SOCIÉTÉ - RELATIONS INTERENTREPRISES - 18.09.2024

Votre société sanctionnée pour des infractions commises par la société qu’elle a absorbée ?

À la suite d’une opération de fusion-absorption, votre société absorbe une autre société, cette dernière étant ainsi dissoute. Pourrait-elle toutefois être reconnue coupable pour des faits que l’absorbée aurait commis avant cette opération ? Réponse du juge.

Les faits

Une SARL est condamnée, en juin 2021, pour plusieurs infractions au droit de l’urbanisme commises en 2015, en lien avec l’exploitation d’un camping. À la suite d’une opération de fusion-absorption en septembre 2022, elle est dissoute.

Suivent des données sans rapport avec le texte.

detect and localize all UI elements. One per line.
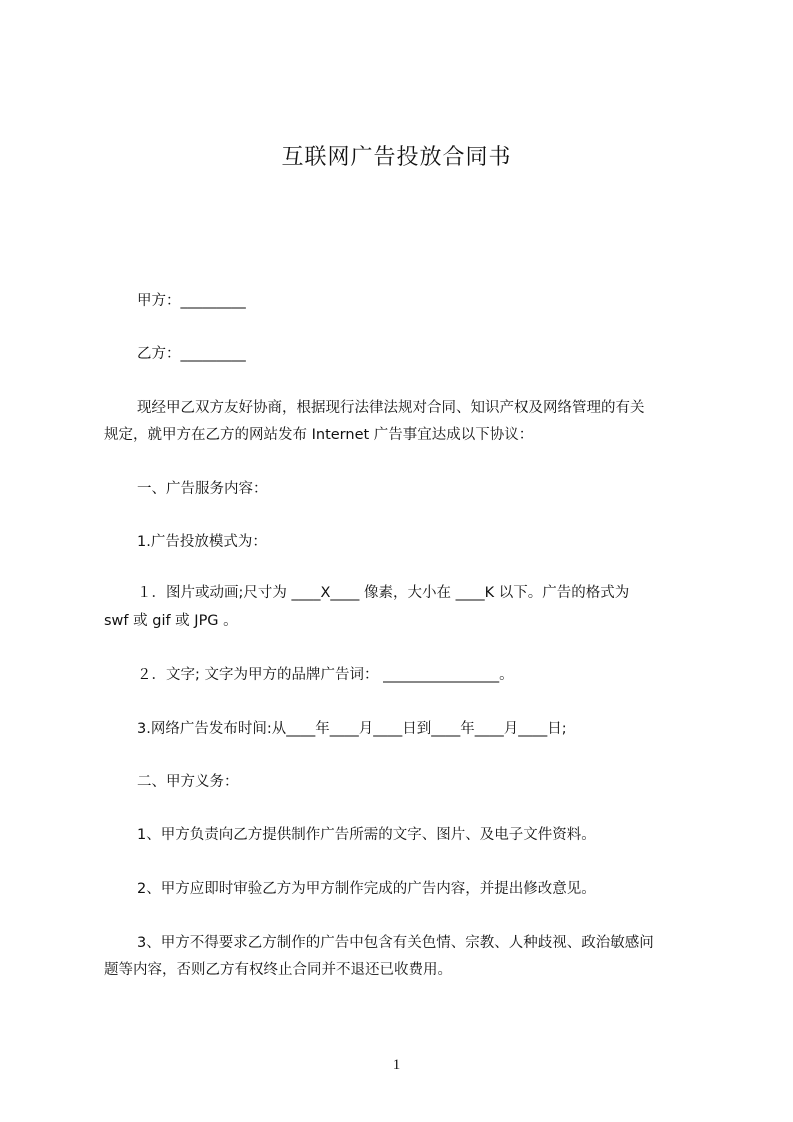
party-a-line: 甲方：_________ (137, 293, 246, 309)
item-1-heading: 1.广告投放模式为： (137, 534, 267, 550)
item-1-2: ２．文字; 文字为甲方的品牌广告词： ________________。 (137, 667, 514, 683)
duty-3-line-2: 题等内容，否则乙方有权终止合同并不退还已收费用。 (104, 962, 452, 978)
party-b-line: 乙方：_________ (137, 346, 246, 362)
preamble-line-2: 规定，就甲方在乙方的网站发布 Internet 广告事宜达成以下协议： (104, 427, 534, 443)
duty-3-line-1: 3、甲方不得要求乙方制作的广告中包含有关色情、宗教、人种歧视、政治敏感问 (137, 935, 654, 951)
duty-2: 2、甲方应即时审验乙方为甲方制作完成的广告内容，并提出修改意见。 (137, 881, 596, 897)
page-number: 1 (392, 1057, 401, 1073)
item-1-1-line-2: swf 或 gif 或 JPG 。 (104, 613, 238, 629)
section-2-heading: 二、甲方义务： (137, 774, 239, 790)
document-title: 互联网广告投放合同书 (281, 145, 512, 170)
item-1-1-line-1: １．图片或动画;尺寸为 ____X____ 像素，大小在 ____K 以下。广告的格式为 (137, 585, 630, 601)
duty-1: 1、甲方负责向乙方提供制作广告所需的文字、图片、及电子文件资料。 (137, 827, 596, 843)
item-1-3: 3.网络广告发布时间:从____年____月____日到____年____月____日; (137, 721, 567, 737)
preamble-line-1: 现经甲乙双方友好协商，根据现行法律法规对合同、知识产权及网络管理的有关 (137, 400, 645, 416)
section-1-heading: 一、广告服务内容： (137, 481, 268, 497)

La société absorbante, également une SARL, est alors rendue coupable des faits commis en 2015 par la société absorbée, avant l’opération de fusion-absorption, ce qu’elle conteste.

La décision

Le juge rappelle que, aux termes de l’article 121-1 du Code pénal, nul n’est responsable pénalement que de son propre fait. Selon l’article L 236-3 du Code de commerce, applicable aux SARL, la fusion-absorption, si elle emporte la dissolution de la société absorbée, n’entraîne pas sa liquidation, de même que le patrimoine de la société absorbée est universellement transmis à la société absorbante et les associés de la première deviennent associés de la seconde. En application de l’article L 224-1 du Code du travail, tous les contrats de travail en cours au jour de l’opération se poursuivent entre la société absorbante et le personnel de l’entreprise.

Il ajoute qu’il résulte de ces dispositions que l’activité économique exercée dans le cadre de la société absorbée, qui constitue la réalisation de son objet social, se poursuit dans le cadre de la société qui a bénéficié de cette opération et que, de cette façon, la continuité économique et fonctionnelle de la personne morale conduit à ne pas considérer la société absorbante comme étant distincte de la société absorbée, permettant que la première soit condamnée pénalement pour des faits constitutifs d’une infraction commise par la seconde avant l’opération de fusion-absorption.

Il décide donc en l’espèce que la société absorbante peut en effet être condamnée pénalement à une peine d’amende ou de confiscation pour des faits constitutifs d’une infraction commise par la société absorbée avant l’opération (Cass. crim. 22‑5‑2024 n° 23-83.180) .

Un transfert de la responsabilité pénale à la société absorbante

Une solution déjà applicable aux SA… La Cour de cassation a déjà jugé que, en cas d’opération de fusion-absorption entrant dans le champ de la directive européenne « fusion » (dir. UE 2017/1132 du 14‑6‑2017 relative à la fusion des sociétés anonymes) , la société absorbante peut être condamnée à une peine d’amende ou de confiscation pour une infraction commise par l’absorbée avant l’opération (Cass. crim. 25‑11‑2020 n° 18-86.955) .

… étendue aux SARL sans restriction de temps. En 2020, la Cour avait exclu que sa nouvelle doctrine, qui constituait un revirement de jurisprudence, puisse s’appliquer aux fusions conclues avant le 25‑11‑2020. Dans l’arrêt commenté, au contraire, la Cour ne pose aucune restriction temporelle à l’application du principe posé. L’autre point notable sur lequel la Cour de cassation revient par ce nouvel arrêt porte sur le champ d’application du transfert de la responsabilité pénale de l’absorbée à l’absorbante, qui, contrairement à ce que l’on avait pu croire, n’est pas limité aux sociétés entrant dans le champ de la directive « fusion », à savoir les SA, mais concerne aussi les SARL.

Il est jugé, comme pour les SA, qu’une SARL qui en a absorbé une autre à l’occasion d’une fusion peut être condamnée à une peine d’amende ou de confiscation pour des faits constitutifs d’une infraction commise avant la fusion par la société absorbée.